Female superheroes gaining momentum in the 2020s

So it is that female superheroes have faced a harder and more prolonged fight for equality than we might initially have expected. The truth is, they are still far from there. Almost three quarters of super heroes in the Marvel and DC world are still male, and many of those who are female are over-sexualized. But the scales are tipping in the right direction. 

When Captain Marvel opened in March 2019, it was the first movie in the Marvel franchise to focus principally on a woman. Box office fears were unfounded, and it generated more than $1 billion worldwide. Also, Brie Larson was elevated to legendary status in superhero terms alongside the likes of Michael Keaton, Henry Cavil and Hugh Jackman. 

The following year, The New Mutants attempted to leverage the existing popularity of the X-men franchise with some new Gen-Z characters covering a more diverse range.
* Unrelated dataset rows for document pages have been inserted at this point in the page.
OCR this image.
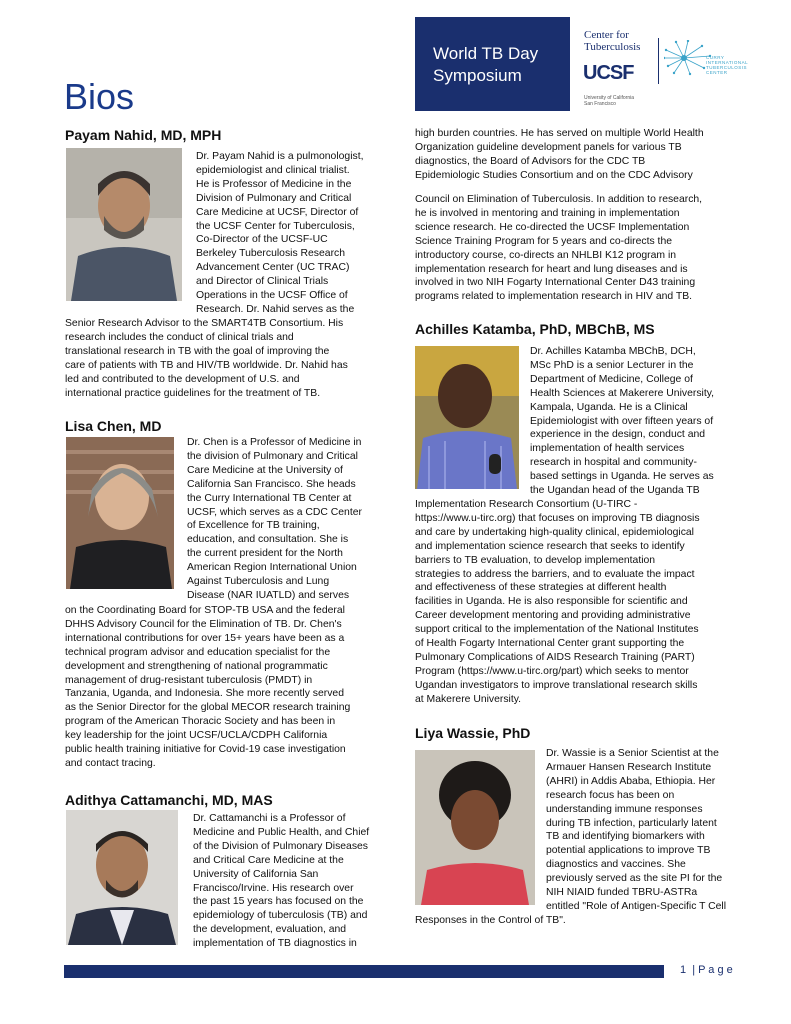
World TB Day
Symposium
Center for
Tuberculosis
UCSF
University of California
San Francisco
CURRY
INTERNATIONAL
TUBERCULOSIS
CENTER
Bios
Payam Nahid, MD, MPH

Dr. Payam Nahid is a pulmonologist,

epidemiologist and clinical trialist.

He is Professor of Medicine in the

Division of Pulmonary and Critical

Care Medicine at UCSF, Director of

the UCSF Center for Tuberculosis,

Co-Director of the UCSF-UC

Berkeley Tuberculosis Research

Advancement Center (UC TRAC)

and Director of Clinical Trials

Operations in the UCSF Office of

Research. Dr. Nahid serves as the

Senior Research Advisor to the SMART4TB Consortium. His

research includes the conduct of clinical trials and

translational research in TB with the goal of improving the

care of patients with TB and HIV/TB worldwide. Dr. Nahid has

led and contributed to the development of U.S. and

international practice guidelines for the treatment of TB.

Lisa Chen, MD

Dr. Chen is a Professor of Medicine in

the division of Pulmonary and Critical

Care Medicine at the University of

California San Francisco. She heads

the Curry International TB Center at

UCSF, which serves as a CDC Center

of Excellence for TB training,

education, and consultation. She is

the current president for the North

American Region International Union

Against Tuberculosis and Lung

Disease (NAR IUATLD) and serves

on the Coordinating Board for STOP-TB USA and the federal

DHHS Advisory Council for the Elimination of TB. Dr. Chen's

international contributions for over 15+ years have been as a

technical program advisor and education specialist for the

development and strengthening of national programmatic

management of drug-resistant tuberculosis (PMDT) in

Tanzania, Uganda, and Indonesia. She more recently served

as the Senior Director for the global MECOR research training

program of the American Thoracic Society and has been in

key leadership for the joint UCSF/UCLA/CDPH California

public health training initiative for Covid-19 case investigation

and contact tracing.

Adithya Cattamanchi, MD, MAS

Dr. Cattamanchi is a Professor of

Medicine and Public Health, and Chief

of the Division of Pulmonary Diseases

and Critical Care Medicine at the

University of California San

Francisco/Irvine. His research over

the past 15 years has focused on the

epidemiology of tuberculosis (TB) and

the development, evaluation, and

implementation of TB diagnostics in

high burden countries. He has served on multiple World Health

Organization guideline development panels for various TB

diagnostics, the Board of Advisors for the CDC TB

Epidemiologic Studies Consortium and on the CDC Advisory

Council on Elimination of Tuberculosis. In addition to research,

he is involved in mentoring and training in implementation

science research. He co-directed the UCSF Implementation

Science Training Program for 5 years and co-directs the

introductory course, co-directs an NHLBI K12 program in

implementation research for heart and lung diseases and is

involved in two NIH Fogarty International Center D43 training

programs related to implementation research in HIV and TB.

Achilles Katamba, PhD, MBChB, MS

Dr. Achilles Katamba MBChB, DCH,

MSc PhD is a senior Lecturer in the

Department of Medicine, College of

Health Sciences at Makerere University,

Kampala, Uganda. He is a Clinical

Epidemiologist with over fifteen years of

experience in the design, conduct and

implementation of health services

research in hospital and community-

based settings in Uganda. He serves as

the Ugandan head of the Uganda TB

Implementation Research Consortium (U-TIRC -

https://www.u-tirc.org) that focuses on improving TB diagnosis

and care by undertaking high-quality clinical, epidemiological

and implementation science research that seeks to identify

barriers to TB evaluation, to develop implementation

strategies to address the barriers, and to evaluate the impact

and effectiveness of these strategies at different health

facilities in Uganda. He is also responsible for scientific and

Career development mentoring and providing administrative

support critical to the implementation of the National Institutes

of Health Fogarty International Center grant supporting the

Pulmonary Complications of AIDS Research Training (PART)

Program (https://www.u-tirc.org/part) which seeks to mentor

Ugandan investigators to improve translational research skills

at Makerere University.

Liya Wassie, PhD

Dr. Wassie is a Senior Scientist at the

Armauer Hansen Research Institute

(AHRI) in Addis Ababa, Ethiopia. Her

research focus has been on

understanding immune responses

during TB infection, particularly latent

TB and identifying biomarkers with

potential applications to improve TB

diagnostics and vaccines. She

previously served as the site PI for the

NIH NIAID funded TBRU-ASTRa

entitled "Role of Antigen-Specific T Cell

Responses in the Control of TB".

1 | P a g e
A disappointing box office return means planned sequels have been shelved. It lacked continuity and sufficient connection with the X-man, which is a shame, as there were some great characters there, of both sexes.

2021 saw the release of Black Widow, focusing on one of Marvel’s original characters. The difficult timing lead to disappointing numbers when first released, but with half the world’s cinema still closed, that was inevitable. Two years on, it has steadily maintained profitability thanks to ongoing streaming opportunities. Analysts have now changed their minds and describable it as a box office success. That should encourage the developers that we want more, more, more.